On Nov. 17, a federal court had a very different ruling for Tyndale House Publishers, represented by the Alliance Defending Freedom (formerly Alliance Defense Fund). The world’s largest privately owned publisher of Protestant Bibles and books, Tyndale objected to the same thing Hobby Lobby’s owners objected to: “morning after” and “week after” abortifacient drugs.
Unlike Judge Heaton, US District Court for the District of Columbia Judge Reggie B. Walton found that the religious beliefs of Tyndale-the-company and its owners are “indistinguishable,” and that there is no dispute that “Tyndale’s primary owner, the Foundation, can ‘exercise religion’ in its own right, given that it is a non-profit religious organization.”(Read Judge Walton’s ruling here).
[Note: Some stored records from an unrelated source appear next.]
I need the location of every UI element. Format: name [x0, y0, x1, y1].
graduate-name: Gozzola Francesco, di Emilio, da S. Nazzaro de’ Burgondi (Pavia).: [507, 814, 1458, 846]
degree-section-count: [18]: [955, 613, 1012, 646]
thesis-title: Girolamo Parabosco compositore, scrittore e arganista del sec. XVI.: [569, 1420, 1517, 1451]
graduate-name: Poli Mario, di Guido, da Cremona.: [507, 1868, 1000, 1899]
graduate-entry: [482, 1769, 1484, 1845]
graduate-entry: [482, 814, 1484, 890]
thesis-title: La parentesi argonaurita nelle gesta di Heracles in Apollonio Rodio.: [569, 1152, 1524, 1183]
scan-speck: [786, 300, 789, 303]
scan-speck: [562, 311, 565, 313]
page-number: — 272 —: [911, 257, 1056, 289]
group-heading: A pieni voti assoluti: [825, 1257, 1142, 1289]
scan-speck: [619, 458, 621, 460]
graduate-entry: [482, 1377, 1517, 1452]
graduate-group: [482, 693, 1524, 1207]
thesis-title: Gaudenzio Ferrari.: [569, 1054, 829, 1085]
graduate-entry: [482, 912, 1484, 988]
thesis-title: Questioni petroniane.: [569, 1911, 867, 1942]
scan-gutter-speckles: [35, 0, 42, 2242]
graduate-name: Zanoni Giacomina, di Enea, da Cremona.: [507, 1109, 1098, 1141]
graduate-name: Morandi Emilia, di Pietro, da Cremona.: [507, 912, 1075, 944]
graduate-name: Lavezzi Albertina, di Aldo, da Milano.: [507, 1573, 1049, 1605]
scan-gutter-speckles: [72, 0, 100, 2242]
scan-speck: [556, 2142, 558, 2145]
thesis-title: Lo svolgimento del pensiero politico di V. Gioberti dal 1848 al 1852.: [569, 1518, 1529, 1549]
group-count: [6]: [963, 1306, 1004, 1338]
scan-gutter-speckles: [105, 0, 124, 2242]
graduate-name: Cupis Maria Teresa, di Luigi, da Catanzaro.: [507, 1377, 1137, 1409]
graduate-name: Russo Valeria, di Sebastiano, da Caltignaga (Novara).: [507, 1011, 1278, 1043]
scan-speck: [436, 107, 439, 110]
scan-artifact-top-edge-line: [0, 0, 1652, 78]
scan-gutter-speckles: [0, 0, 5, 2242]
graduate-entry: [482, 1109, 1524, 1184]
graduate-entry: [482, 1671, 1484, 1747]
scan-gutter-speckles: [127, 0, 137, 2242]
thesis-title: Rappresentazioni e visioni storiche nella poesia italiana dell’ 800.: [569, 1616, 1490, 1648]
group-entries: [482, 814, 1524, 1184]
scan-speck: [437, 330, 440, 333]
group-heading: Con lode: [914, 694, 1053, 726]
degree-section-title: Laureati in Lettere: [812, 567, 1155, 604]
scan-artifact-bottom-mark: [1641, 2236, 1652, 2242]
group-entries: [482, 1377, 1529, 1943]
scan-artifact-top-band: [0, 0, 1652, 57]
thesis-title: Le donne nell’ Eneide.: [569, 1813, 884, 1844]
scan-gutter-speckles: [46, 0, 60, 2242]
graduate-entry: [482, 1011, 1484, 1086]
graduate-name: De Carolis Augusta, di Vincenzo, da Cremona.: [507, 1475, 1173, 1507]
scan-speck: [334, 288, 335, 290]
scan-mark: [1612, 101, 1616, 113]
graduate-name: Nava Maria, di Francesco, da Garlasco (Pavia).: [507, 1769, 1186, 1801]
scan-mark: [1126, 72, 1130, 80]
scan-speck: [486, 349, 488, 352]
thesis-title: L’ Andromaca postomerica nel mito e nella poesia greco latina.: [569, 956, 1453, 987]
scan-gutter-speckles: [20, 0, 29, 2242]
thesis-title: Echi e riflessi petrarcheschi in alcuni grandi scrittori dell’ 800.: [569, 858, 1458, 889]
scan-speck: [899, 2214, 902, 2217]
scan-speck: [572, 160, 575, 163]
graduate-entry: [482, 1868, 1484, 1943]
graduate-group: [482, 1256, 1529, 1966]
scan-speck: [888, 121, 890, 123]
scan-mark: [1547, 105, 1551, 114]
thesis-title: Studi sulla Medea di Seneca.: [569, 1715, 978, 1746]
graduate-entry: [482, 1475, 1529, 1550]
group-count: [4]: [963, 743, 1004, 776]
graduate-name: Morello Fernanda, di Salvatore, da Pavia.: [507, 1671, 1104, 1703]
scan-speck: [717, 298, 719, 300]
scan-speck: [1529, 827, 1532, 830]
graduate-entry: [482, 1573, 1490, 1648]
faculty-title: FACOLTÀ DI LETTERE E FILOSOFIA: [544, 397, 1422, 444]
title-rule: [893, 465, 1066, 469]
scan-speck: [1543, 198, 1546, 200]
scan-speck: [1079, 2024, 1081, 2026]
Judge Walton also ruled compliance with the mandate to be a “substantial burden” on Tyndale’s exercise of religion. “Substantial burden” is an important point in such cases, because courts have typically found it acceptable for governments to impose various measures for a compelling interest, even if they violate a right, as long as they can be considered inconveniences rather than burdens.
These points — “substantial burden” and “compelling government interest” — may be key to future decisions. Judge Walton, unlike Judge Heaton, found that the government did not prove it had a compelling interest justifying the mandate. This decision was based in part on the many exceptions the government has already granted — exceptions which, he said, undermine the government’s claim that the rule is necessary. The right to free expression of religion, he said, is more important than ensuring that the Affordable Care Act grants the disputed drugs and procedures to everyone equally.
Like Hobby Lobby, Tyndale’s business operations are based on Christian principles, and its corporate practices include prayer and other specifically Christian actions. But unlike Hobby Lobby, Tyndale is non-profit, and its product is dedicated to promulgating Christianity and educating Christians. ADF lawyers argue that this makes no difference to the merits of the case; it remains to be seen whether courts agree.